Select a deployed, but unreleased version of code to verify

Select a deployed, but unreleased version of code to verify

Releasing

Production releases are slightly different. When you want to create a releasable version, create a tag and push it to your git origin.

git tag server-prod-v1.1
git push origin server-prod-v1.1

This will trigger the prod_deploy Workflow in CircleCI. This follows the same steps as the dev_deploy Workflow, but includes an additional approval step before a deployment is created in GKE. This isn’t required, but if you want a lightweight approval step before production instances are created, CircleCI provides a nice solution.

Once the deployment is created you can use Houston to incrementally release the new version to customers. Start with a small percentage to minimize impact if a defect slips through. Then, compare the latency and success rates of the old and new versions. If anything goes wrong, simply turn off the new release, and customers will all be back on the previous version.

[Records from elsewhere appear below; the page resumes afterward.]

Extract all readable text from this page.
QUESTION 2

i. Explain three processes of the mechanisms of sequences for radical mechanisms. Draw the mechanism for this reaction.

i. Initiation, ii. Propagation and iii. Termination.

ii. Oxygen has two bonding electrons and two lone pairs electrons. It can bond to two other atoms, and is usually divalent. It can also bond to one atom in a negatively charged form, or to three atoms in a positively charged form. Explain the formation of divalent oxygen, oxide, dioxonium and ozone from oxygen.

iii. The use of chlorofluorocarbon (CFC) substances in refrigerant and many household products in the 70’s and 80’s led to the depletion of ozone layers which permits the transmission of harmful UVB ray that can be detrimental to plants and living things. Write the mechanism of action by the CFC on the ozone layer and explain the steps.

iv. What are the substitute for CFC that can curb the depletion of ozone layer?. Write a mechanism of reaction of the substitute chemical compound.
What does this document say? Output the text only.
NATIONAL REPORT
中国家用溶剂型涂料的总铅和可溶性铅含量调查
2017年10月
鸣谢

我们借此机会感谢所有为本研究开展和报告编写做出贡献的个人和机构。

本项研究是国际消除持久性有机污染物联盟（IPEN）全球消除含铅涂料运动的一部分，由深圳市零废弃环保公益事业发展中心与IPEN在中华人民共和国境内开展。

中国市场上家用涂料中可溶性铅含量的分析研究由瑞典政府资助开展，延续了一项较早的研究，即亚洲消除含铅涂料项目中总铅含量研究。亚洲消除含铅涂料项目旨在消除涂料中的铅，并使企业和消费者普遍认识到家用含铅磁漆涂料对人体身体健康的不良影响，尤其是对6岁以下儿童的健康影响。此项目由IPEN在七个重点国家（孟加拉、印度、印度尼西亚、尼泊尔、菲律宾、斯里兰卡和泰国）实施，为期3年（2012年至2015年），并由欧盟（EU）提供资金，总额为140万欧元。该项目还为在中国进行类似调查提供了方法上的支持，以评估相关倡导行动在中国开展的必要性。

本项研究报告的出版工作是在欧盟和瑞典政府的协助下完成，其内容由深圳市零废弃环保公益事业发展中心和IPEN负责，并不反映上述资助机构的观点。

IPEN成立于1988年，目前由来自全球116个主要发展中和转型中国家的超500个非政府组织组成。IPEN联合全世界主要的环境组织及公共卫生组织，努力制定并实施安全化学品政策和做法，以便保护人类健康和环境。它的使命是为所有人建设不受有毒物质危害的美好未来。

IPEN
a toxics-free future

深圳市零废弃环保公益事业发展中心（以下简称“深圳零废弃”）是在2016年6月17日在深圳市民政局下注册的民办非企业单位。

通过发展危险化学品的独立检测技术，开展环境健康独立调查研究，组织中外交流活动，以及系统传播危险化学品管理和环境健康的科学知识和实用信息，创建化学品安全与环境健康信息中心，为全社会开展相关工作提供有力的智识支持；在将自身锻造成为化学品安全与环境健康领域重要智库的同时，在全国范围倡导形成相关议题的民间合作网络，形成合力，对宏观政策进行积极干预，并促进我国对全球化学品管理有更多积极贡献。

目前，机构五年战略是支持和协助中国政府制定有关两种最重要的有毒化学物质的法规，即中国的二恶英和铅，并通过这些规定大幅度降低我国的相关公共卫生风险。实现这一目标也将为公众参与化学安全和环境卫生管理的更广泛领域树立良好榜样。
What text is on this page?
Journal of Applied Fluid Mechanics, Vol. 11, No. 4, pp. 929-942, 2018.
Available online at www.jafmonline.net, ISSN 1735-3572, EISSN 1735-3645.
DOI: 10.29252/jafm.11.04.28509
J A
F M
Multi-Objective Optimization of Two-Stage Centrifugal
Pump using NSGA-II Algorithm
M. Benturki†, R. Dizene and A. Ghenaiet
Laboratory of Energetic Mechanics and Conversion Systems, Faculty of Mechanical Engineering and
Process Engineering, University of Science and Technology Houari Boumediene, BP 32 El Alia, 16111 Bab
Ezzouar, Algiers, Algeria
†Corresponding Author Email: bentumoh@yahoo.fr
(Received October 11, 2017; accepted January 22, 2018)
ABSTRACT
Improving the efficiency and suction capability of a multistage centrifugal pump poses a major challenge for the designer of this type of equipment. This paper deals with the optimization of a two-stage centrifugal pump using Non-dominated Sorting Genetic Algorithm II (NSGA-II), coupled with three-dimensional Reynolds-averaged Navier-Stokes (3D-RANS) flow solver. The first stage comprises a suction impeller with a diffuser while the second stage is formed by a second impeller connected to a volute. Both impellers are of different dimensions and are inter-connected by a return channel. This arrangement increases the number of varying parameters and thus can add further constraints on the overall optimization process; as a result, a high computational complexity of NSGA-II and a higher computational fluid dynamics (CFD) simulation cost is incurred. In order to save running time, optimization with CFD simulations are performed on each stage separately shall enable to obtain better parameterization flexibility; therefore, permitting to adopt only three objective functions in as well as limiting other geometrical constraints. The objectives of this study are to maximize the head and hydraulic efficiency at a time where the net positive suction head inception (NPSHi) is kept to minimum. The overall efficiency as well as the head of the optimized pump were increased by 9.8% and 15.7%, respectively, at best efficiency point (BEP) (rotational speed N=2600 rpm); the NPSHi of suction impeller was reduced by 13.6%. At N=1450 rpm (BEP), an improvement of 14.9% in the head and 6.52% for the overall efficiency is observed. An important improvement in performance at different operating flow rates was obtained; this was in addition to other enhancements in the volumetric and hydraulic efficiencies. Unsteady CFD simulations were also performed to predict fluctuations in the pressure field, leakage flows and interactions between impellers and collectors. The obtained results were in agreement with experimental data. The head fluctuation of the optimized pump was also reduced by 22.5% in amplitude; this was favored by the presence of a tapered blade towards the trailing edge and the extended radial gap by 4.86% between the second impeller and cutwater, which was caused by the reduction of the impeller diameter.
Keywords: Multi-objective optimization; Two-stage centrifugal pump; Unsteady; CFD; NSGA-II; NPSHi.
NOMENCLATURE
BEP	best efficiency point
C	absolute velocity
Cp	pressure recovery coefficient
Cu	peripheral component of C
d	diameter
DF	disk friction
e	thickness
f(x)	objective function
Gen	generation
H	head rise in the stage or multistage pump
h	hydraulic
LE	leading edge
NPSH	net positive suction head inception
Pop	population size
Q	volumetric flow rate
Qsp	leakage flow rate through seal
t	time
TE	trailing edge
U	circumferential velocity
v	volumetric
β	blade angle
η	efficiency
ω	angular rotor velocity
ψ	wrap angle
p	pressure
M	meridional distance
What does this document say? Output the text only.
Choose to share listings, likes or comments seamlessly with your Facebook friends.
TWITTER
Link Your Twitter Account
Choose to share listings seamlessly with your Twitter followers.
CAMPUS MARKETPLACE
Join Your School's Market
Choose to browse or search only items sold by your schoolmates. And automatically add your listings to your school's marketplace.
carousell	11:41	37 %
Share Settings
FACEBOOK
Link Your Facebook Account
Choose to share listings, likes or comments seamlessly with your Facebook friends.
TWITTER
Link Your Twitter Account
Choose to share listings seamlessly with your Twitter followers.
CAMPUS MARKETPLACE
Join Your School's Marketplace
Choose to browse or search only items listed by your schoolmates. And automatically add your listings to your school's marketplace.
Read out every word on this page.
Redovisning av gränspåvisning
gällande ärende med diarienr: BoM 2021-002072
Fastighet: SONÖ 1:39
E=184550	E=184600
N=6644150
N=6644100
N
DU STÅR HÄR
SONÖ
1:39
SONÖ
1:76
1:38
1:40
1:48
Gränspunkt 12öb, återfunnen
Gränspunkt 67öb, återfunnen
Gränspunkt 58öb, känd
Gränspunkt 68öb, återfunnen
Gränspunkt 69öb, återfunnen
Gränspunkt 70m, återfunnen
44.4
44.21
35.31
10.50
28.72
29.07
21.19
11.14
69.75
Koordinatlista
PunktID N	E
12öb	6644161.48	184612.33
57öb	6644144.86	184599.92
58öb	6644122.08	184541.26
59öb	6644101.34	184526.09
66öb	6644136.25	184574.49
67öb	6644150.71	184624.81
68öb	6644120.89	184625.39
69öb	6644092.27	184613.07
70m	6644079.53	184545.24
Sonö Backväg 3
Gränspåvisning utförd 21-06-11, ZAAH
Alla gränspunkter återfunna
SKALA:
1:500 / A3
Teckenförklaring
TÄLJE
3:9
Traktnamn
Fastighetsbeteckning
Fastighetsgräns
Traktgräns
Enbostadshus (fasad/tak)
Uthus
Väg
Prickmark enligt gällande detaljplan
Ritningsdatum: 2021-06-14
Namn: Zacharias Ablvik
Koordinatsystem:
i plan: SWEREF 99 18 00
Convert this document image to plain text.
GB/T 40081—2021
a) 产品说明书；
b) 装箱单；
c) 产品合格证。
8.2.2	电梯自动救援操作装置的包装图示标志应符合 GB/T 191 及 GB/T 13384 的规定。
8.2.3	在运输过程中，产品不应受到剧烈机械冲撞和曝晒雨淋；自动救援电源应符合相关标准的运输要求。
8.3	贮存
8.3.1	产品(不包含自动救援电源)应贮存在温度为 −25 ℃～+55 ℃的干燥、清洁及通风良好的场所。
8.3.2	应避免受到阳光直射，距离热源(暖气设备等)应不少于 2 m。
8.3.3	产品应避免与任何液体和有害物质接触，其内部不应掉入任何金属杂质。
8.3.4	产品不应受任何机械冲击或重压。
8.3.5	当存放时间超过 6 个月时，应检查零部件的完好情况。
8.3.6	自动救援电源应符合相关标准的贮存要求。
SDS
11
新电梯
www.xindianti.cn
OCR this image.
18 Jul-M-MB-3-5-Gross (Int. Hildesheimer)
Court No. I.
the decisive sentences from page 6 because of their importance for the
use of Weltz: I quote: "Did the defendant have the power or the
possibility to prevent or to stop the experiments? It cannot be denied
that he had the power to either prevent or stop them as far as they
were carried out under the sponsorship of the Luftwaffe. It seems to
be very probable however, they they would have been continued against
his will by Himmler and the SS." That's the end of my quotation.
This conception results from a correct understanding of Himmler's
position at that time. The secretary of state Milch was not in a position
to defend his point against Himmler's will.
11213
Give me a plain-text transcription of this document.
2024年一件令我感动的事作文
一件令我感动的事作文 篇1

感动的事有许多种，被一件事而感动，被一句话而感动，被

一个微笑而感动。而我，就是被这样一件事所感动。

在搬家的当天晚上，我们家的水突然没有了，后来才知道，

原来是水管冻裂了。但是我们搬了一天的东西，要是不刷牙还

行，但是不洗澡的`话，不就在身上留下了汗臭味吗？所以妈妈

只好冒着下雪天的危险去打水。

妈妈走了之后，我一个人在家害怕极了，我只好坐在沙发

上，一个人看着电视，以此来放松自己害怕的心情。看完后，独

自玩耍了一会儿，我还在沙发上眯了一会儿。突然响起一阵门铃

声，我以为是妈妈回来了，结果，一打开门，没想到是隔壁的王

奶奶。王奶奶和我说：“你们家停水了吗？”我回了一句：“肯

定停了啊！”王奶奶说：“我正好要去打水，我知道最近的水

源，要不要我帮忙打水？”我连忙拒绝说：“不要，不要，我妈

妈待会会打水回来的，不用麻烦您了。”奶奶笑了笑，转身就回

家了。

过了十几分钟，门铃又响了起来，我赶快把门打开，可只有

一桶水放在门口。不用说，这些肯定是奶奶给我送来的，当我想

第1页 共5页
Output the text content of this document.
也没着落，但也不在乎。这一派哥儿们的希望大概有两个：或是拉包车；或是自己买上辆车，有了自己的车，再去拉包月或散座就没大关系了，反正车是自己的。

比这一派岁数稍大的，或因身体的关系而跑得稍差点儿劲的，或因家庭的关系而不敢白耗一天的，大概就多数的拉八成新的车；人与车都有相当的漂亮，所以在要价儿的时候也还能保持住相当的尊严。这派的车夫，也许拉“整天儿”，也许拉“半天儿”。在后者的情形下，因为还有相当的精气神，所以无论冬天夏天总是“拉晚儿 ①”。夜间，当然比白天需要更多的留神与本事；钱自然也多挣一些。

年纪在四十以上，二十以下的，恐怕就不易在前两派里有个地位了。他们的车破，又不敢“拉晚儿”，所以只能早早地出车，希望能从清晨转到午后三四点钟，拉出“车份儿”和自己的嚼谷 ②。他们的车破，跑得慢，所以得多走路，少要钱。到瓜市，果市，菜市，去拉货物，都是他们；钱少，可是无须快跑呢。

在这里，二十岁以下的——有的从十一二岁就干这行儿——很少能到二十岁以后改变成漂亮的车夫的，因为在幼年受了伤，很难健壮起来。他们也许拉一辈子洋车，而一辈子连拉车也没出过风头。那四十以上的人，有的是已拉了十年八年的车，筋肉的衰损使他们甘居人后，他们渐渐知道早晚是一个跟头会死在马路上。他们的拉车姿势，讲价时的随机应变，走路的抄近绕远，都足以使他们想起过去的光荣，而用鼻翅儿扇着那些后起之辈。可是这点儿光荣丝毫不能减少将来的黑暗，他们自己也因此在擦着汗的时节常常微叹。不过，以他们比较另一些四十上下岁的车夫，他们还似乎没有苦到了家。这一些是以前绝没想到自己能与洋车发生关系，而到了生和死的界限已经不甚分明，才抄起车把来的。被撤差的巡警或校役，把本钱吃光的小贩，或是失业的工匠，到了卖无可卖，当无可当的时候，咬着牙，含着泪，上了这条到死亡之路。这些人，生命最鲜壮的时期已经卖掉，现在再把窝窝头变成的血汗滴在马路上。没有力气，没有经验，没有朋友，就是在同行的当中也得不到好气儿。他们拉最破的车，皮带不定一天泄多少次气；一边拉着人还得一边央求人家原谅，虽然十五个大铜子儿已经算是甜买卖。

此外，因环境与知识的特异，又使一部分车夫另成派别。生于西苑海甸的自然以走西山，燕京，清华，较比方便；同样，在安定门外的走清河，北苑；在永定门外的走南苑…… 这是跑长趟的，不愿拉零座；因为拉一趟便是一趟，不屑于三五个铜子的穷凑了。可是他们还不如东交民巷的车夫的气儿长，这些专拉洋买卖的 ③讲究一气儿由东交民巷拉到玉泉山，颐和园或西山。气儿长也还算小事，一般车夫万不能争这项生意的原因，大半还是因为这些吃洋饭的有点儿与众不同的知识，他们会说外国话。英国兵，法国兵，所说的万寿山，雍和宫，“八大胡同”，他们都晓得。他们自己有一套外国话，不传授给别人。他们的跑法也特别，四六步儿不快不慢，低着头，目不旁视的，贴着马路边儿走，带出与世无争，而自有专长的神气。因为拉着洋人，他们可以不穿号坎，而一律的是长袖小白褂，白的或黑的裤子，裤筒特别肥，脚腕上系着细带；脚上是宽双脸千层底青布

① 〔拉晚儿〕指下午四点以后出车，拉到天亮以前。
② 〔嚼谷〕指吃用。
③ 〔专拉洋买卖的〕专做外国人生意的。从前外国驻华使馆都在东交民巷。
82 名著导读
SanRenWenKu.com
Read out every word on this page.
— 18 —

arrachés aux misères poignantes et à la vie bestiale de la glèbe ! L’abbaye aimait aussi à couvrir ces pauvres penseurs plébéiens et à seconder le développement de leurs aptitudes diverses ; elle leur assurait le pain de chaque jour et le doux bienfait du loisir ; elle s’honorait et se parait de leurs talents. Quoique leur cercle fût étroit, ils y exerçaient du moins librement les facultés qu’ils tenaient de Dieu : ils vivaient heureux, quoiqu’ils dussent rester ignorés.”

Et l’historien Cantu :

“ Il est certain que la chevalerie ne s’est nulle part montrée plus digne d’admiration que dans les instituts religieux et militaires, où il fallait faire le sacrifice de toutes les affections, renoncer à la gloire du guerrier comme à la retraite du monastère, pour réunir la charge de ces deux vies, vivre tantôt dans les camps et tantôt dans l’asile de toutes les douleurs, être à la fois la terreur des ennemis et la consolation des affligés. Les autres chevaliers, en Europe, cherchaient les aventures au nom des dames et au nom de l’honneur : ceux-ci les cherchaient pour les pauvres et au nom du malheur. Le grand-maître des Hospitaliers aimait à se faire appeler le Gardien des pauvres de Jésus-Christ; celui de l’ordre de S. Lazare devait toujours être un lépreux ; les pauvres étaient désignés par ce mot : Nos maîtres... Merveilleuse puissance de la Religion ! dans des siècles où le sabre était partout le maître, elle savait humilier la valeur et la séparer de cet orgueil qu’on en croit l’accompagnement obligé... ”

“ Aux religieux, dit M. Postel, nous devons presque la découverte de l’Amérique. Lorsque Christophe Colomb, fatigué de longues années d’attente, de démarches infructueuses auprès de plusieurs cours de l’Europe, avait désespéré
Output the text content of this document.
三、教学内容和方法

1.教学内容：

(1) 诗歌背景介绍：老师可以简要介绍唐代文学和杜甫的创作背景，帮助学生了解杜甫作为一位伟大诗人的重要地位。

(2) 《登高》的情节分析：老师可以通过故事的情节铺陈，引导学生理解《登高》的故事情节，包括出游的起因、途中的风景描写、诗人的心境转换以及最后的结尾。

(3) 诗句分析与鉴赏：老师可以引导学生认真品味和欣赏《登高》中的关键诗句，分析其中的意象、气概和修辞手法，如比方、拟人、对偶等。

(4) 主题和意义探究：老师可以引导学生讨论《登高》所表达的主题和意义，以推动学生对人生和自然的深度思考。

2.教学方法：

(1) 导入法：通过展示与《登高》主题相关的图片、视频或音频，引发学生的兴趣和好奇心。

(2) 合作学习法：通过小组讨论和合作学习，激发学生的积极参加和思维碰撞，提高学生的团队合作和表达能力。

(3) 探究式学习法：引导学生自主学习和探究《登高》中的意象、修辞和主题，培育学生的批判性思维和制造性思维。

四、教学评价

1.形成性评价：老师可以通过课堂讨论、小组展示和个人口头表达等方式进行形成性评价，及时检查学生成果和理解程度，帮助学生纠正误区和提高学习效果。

Incremental blue green releases made easy

Incremental blue/green releases made easy

Wrapup

With this pipeline in place, we can build, test, deploy, verify, and release software easily and safely. Creating a deploy is as simple as pushing a branch or tag. These deploys can be released to individual developers, or incrementally to a slice of the user base, dramatically reducing the impact of defects. When incidents do occur, reverting to the previous state is as simple as flipping a light switch. All this means engineering teams spend less time stressing about making changes, and more time focused on building products.